女性がこの話に応じると、詐欺師は架空のオンラインストアを開設させ、そこを通じて商品を販売するよう指示しました。その後、「サクラ」と呼ばれる架空の顧客が次々と商品を注文。女性は、注文された商品を会社に予約するために、先に商品代金を自ら立て替える必要がありました。当初は数回にわたり、立て替えた商品代金と報酬が支払われたため、女性は信頼してしまいました。
巨額の損失と「口座の運び屋」の逮捕
しかし、その後約12日間にわたり、オンラインストアには大量の注文が舞い込みました。被害女性は、合計で約200万バーツ(約1000万円)もの商品代金を立て替えざるを得なくなりました。支払いと報酬を請求すると、詐欺師は「商品配送が完了していないため支払えない」と説明。女性が取引の中止と全額返金を要求すると、詐欺師は「店舗閉鎖手数料と税金として約70万バーツ(約350万円)が必要」と告げました。

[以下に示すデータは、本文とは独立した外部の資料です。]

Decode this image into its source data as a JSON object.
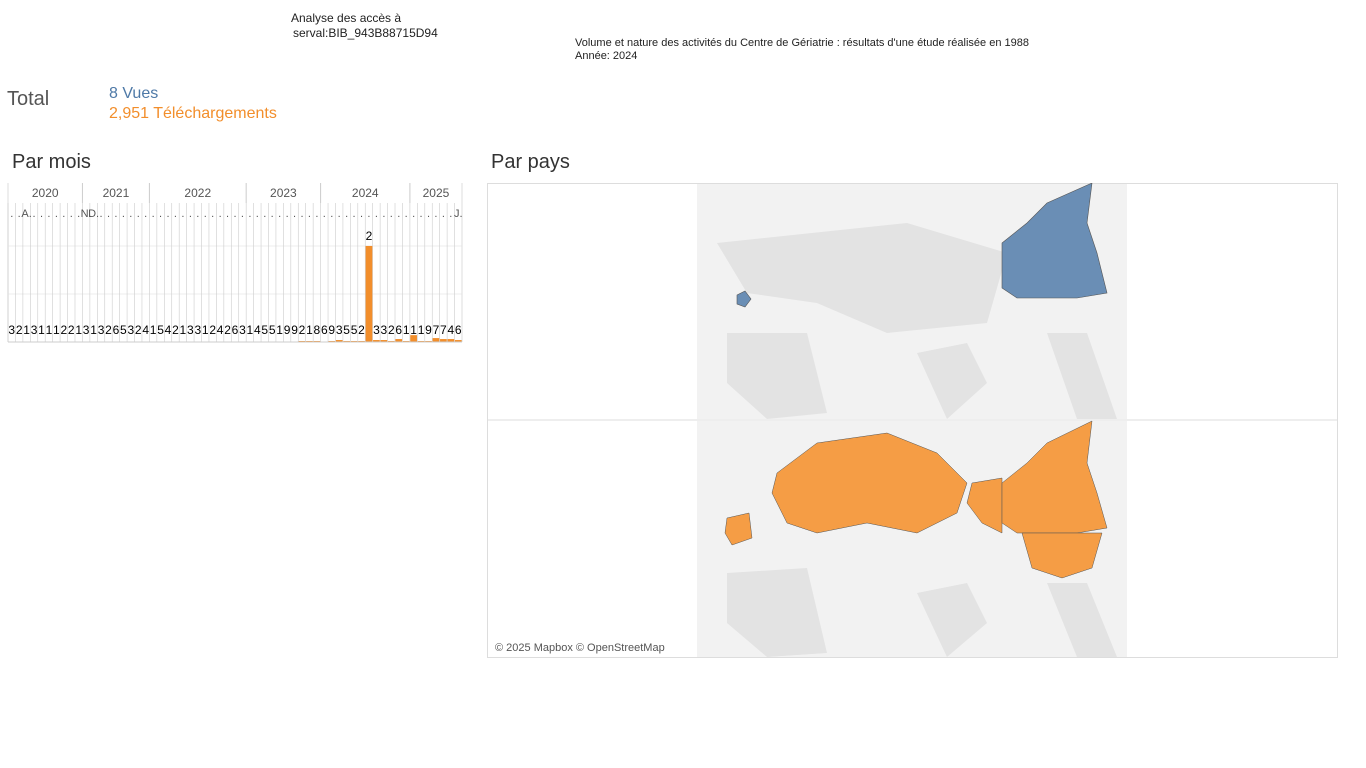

女性はこれを信じて指定された口座に送金しましたが、その後は詐欺師と連絡が取れなくなりました。自身が騙されたことに気づいた女性は、ナコーンパトム県プッタモントン警察署に被害を届け出ました。捜査の結果、警察は被害者が送金した口座の「運び屋」(บัญชีม้า)であった35歳の男、ポンシリ容疑者を特定しました。
ポンシリ容疑者は、ナコーンパトム県裁判所から逮捕状が出された後、サムットプラーカーン県のダーンサムローン通り沿いで逮捕されました。取り調べに対し、容疑者は口座開設の依頼を受け、報酬として約2,000バーツ(約1万円)を受け取ったことを認めました。警察は、容疑者をプッタモントン警察署に送致し、引き続き捜査を進めています。
Thai-Picks View
タイでは近年、SNSを介した詐欺や「闇バイト」が社会問題化しており、特に高齢者がターゲットとなるケースが増加しています。ICTインフラの整備やデジタル化が進む一方で、詐欺グループも手口を巧妙化させています。バンコクやサムットプラーカーン県のような大都市圏では、オンライン取引が日常的ですが、過度に心配する必要はありません。現地の多くの人々は安全にデジタルサービスを利用しています。
念のため、以下の点に注意しましょう。見知らぬ人からの投資や副業の誘いは慎重に検討し、すぐに信じ込まないこと。個人情報や銀行口座情報を安易に教えないこと。高額な手数料や税金と称して追加送金を要求された場合は、詐欺を疑い、すぐに取引を中止しましょう。